Part 3
In my first hookup with a man two years earlier we were both nervous. At that time I was not really at ease with my morphing sexuality. However, two years had passed between my first tryst and this one. During that time, I grew to be more comfortable with who I was becoming sexually. I was getting more at ease with my changing desires and my anal orgasmic response; as I relaxed into my rewired “new sexuality”, a desire for male intimacy infiltrated my psyche. The desire to kiss a male sex partner became an expression of my libido and a must do in my menu of sex acts with any man and this one that evening in particular. Kissing had always been a cornerstone in my foreplay with women and that night it would be no different.

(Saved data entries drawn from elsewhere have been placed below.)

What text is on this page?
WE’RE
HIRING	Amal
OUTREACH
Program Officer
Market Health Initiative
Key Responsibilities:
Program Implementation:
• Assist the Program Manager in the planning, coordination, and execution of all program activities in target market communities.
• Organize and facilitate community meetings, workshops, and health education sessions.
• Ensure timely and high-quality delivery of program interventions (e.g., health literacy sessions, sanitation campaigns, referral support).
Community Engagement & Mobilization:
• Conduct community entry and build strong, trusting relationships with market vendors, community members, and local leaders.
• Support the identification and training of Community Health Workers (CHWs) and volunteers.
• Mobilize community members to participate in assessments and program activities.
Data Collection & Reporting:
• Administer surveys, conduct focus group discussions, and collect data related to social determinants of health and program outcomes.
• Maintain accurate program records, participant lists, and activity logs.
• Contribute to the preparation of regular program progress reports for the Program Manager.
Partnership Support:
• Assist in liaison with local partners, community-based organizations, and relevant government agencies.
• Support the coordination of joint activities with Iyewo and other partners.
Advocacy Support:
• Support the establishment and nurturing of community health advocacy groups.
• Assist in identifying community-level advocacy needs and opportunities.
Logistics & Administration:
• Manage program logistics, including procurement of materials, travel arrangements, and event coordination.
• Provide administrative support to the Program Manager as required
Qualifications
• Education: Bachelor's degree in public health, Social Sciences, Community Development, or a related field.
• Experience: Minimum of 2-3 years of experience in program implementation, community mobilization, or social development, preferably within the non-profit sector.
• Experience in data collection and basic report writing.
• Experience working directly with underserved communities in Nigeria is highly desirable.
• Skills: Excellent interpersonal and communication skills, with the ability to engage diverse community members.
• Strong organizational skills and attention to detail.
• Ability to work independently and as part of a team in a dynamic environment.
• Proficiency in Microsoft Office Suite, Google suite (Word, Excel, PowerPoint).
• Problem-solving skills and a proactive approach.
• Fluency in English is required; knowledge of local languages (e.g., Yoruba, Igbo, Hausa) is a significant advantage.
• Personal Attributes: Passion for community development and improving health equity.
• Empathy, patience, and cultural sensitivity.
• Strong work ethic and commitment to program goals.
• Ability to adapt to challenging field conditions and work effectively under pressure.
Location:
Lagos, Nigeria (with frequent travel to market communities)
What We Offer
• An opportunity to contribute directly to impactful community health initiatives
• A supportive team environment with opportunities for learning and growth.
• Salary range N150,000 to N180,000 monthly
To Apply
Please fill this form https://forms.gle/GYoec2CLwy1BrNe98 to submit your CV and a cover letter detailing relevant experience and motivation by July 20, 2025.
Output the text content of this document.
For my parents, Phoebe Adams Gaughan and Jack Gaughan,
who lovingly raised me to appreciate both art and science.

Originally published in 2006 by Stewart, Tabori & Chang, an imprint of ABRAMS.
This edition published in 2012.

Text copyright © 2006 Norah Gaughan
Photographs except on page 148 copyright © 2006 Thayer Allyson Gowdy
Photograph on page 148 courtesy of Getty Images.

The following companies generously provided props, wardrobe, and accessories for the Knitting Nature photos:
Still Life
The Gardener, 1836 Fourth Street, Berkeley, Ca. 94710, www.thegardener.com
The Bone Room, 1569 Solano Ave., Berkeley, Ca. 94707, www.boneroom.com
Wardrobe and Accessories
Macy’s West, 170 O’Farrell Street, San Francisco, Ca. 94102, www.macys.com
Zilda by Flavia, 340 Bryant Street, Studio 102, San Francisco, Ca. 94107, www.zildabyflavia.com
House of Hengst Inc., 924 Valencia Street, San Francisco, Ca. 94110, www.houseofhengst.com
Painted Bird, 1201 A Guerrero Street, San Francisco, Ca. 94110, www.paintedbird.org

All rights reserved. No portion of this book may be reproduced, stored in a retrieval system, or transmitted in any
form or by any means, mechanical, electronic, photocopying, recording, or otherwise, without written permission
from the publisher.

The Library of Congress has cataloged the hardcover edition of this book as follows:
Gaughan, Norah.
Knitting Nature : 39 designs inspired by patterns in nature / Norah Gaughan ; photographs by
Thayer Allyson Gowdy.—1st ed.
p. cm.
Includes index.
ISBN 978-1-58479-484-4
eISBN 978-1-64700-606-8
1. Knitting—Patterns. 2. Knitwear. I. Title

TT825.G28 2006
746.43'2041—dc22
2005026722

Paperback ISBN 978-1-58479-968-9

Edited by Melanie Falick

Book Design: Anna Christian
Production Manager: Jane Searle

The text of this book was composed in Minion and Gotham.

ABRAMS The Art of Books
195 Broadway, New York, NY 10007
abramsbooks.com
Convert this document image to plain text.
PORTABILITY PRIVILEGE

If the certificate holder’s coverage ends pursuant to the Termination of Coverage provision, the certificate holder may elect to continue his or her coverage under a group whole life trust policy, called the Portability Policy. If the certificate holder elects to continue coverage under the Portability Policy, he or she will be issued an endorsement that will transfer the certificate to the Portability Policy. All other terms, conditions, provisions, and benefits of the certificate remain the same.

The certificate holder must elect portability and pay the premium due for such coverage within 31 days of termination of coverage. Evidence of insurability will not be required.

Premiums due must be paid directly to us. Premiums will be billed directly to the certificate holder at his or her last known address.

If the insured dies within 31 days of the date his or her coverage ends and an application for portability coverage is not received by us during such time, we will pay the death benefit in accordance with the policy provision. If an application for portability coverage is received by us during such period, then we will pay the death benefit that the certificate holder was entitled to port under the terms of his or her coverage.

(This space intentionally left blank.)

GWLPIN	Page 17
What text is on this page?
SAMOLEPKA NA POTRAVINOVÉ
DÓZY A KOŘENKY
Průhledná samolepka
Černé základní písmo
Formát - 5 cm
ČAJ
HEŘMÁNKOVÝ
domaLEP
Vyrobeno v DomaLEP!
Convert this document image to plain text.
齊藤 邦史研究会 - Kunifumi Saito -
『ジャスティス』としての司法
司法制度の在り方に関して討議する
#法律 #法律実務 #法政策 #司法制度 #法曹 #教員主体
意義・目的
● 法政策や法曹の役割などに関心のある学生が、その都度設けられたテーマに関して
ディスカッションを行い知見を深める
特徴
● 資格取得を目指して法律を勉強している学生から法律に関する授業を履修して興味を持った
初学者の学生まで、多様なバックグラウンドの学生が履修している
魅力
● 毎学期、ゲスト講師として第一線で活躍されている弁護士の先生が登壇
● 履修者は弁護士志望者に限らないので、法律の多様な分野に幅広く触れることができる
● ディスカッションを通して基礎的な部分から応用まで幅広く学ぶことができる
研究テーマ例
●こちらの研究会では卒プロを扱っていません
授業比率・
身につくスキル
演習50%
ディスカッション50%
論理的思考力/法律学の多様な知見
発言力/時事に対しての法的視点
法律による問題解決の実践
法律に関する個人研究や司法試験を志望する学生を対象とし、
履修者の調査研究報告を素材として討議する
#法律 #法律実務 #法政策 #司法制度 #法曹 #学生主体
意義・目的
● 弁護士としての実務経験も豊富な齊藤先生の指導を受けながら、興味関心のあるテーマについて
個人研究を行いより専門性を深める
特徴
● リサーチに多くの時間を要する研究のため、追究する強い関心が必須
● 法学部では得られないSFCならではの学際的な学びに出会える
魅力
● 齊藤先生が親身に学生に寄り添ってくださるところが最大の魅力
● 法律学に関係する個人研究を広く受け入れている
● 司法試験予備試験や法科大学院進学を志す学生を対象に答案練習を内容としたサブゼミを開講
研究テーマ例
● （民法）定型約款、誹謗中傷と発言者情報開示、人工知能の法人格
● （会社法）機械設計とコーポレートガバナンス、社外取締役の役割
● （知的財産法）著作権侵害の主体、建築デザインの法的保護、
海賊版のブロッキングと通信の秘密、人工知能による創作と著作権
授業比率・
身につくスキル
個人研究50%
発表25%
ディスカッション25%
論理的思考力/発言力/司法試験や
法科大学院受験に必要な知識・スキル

The key that opened the door to this new world that night was that I had cast aside my shame, and given into my limbic desire. My own admission to myself was feeding my libido. Revealing it openly and unabashedly to an attractive and very desirable male sex partner was feeding his libido in equal measure; his cock was stone hard. It was profoundly arousing. The excitement and lack of shame I felt kissing a hot naked man in foreplay was flying in the face of the social taboo that had governed me in my past; that excitement was forging my cock to iron. Kissing him on the lips was a big deal; however kissing him in bed in foreplay was beyond a big deal. All of this was having a profound impact on me.